Engineering Contradictions & Design Principles
Engineering Contradiction Analysis
1Productivity
If the number of antennas at transmitter and receiver is increased to provide higher capacity, then the channel capacity is improved, but the computational complexity of channel estimation increases significantly
Solution Approach 1:
The patent segments the channel estimation process by separating the estimation of channel coefficients from the determination of channel rank. The receiver first estimates channel coefficients using reference signals, then determines the rank by analyzing the dimensionality of the channel matrix.

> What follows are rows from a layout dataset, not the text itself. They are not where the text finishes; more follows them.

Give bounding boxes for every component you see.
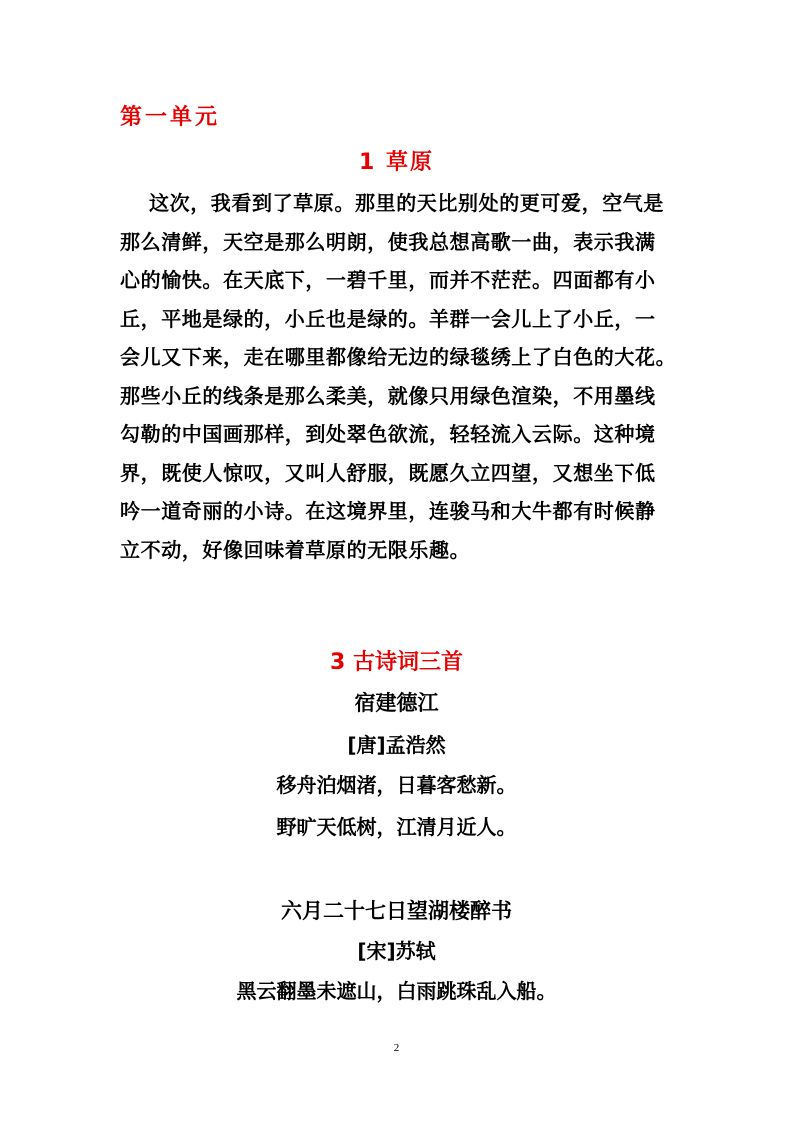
- poem-2-author: [宋]苏轼: [357, 939, 436, 963]
- poem-1-line: 野旷天低树，江清月近人。: [276, 815, 517, 839]
- text-line: 心的愉快。在天底下，一碧千里，而并不茫茫。四面都有小: [120, 268, 656, 292]
- text-line: 吟一道奇丽的小诗。在这境界里，连骏马和大牛都有时候静: [120, 499, 656, 523]
- text-line: 会儿又下来，走在哪里都像给无边的绿毯绣上了白色的大花。: [120, 345, 677, 369]
- text-line: 那些小丘的线条是那么柔美，就像只用绿色渲染，不用墨线: [120, 383, 656, 408]
- lesson-1-text: [120, 184, 680, 569]
- lesson-3-title: 3 古诗词三首: [330, 650, 463, 675]
- unit-title: 第一单元: [120, 105, 221, 130]
- poem-1-title: 宿建德江: [354, 691, 439, 715]
- text-line: 这次，我看到了草原。那里的天比别处的更可爱，空气是: [149, 191, 664, 215]
- text-line: 界，既使人惊叹，又叫人舒服，既愿久立四望，又想坐下低: [120, 460, 656, 485]
- lesson-1-title: 1 草原: [359, 150, 434, 175]
- poem-2-line: 黑云翻墨未遮山，白雨跳珠乱入船。: [236, 979, 557, 1003]
- poem-2-title: 六月二十七日望湖楼醉书: [281, 899, 512, 923]
- page-number: 2: [393, 1042, 400, 1054]
- poem-1-line: 移舟泊烟渚，日暮客愁新。: [276, 773, 517, 797]
- poem-1-author: [唐]孟浩然: [347, 733, 446, 757]
- text-line: 那么清鲜，天空是那么明朗，使我总想高歌一曲，表示我满: [120, 229, 656, 254]
- text-line: 勾勒的中国画那样，到处翠色欲流，轻轻流入云际。这种境: [120, 422, 656, 446]
- text-line: 丘，平地是绿的，小丘也是绿的。羊群一会儿上了小丘，一: [120, 306, 656, 331]
- text-line: 立不动，好像回味着草原的无限乐趣。: [120, 537, 471, 562]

This segmentation allows the system to handle large numbers of antennas without prohibitively complex computations, as the rank determination focuses on the essential dimensionality rather than processing all individual channel coefficients equally.
Solution Approach 2:
The patent extracts the key characteristic of the channel (its rank or dimensionality) from the complete channel matrix. Instead of processing the entire M×N channel matrix with M transmit antennas and N receive antennas, the system extracts the rank value that represents the effective number of independent spatial streams. This extraction principle reduces computational complexity by focusing only on the essential feature needed for MIMO operation.
2Measurement precision
If more reference signals are transmitted for channel estimation with increased antennas, then the measurement precision is improved, but the radio resource overhead increases
Solution Approach 1:
The patent applies partial action by using a limited set of reference signals sufficient for rank determination rather than exhaustive channel characterization. The system transmits reference signals on a subset of resource elements and uses these partial measurements to estimate channel coefficients and determine rank. This partial measurement approach achieves adequate estimation accuracy without requiring reference signals on all possible resource elements, thereby reducing overhead.
Solution Approach 2:
The patent substitutes traditional comprehensive channel estimation methods with an eigenvalue-based rank determination approach. Instead of using extensive reference signals to fully characterize the channel matrix, the system uses eigenvalue decomposition of the channel matrix to determine rank. This mathematical substitution replaces the need for dense reference signal transmission with a more efficient computational approach that achieves the same measurement objective with fewer resources.
Data Source
AI summary
According to the present disclosure, there are provided methods and devices for estimating a high-dimensional MIMO channel by expressing the MIMO channel in the form of a flow function to determine a change from an input state to an output state. This may be considered similar to a manner in which fluid dynamic problems are solved. Instead of using linearization to estimate all of the coefficients of a matrix representing a MIMO channel, a receiver may determine the MIMO channel rank by detecting leading modes in a subspace of the entire MIMO channel matrix.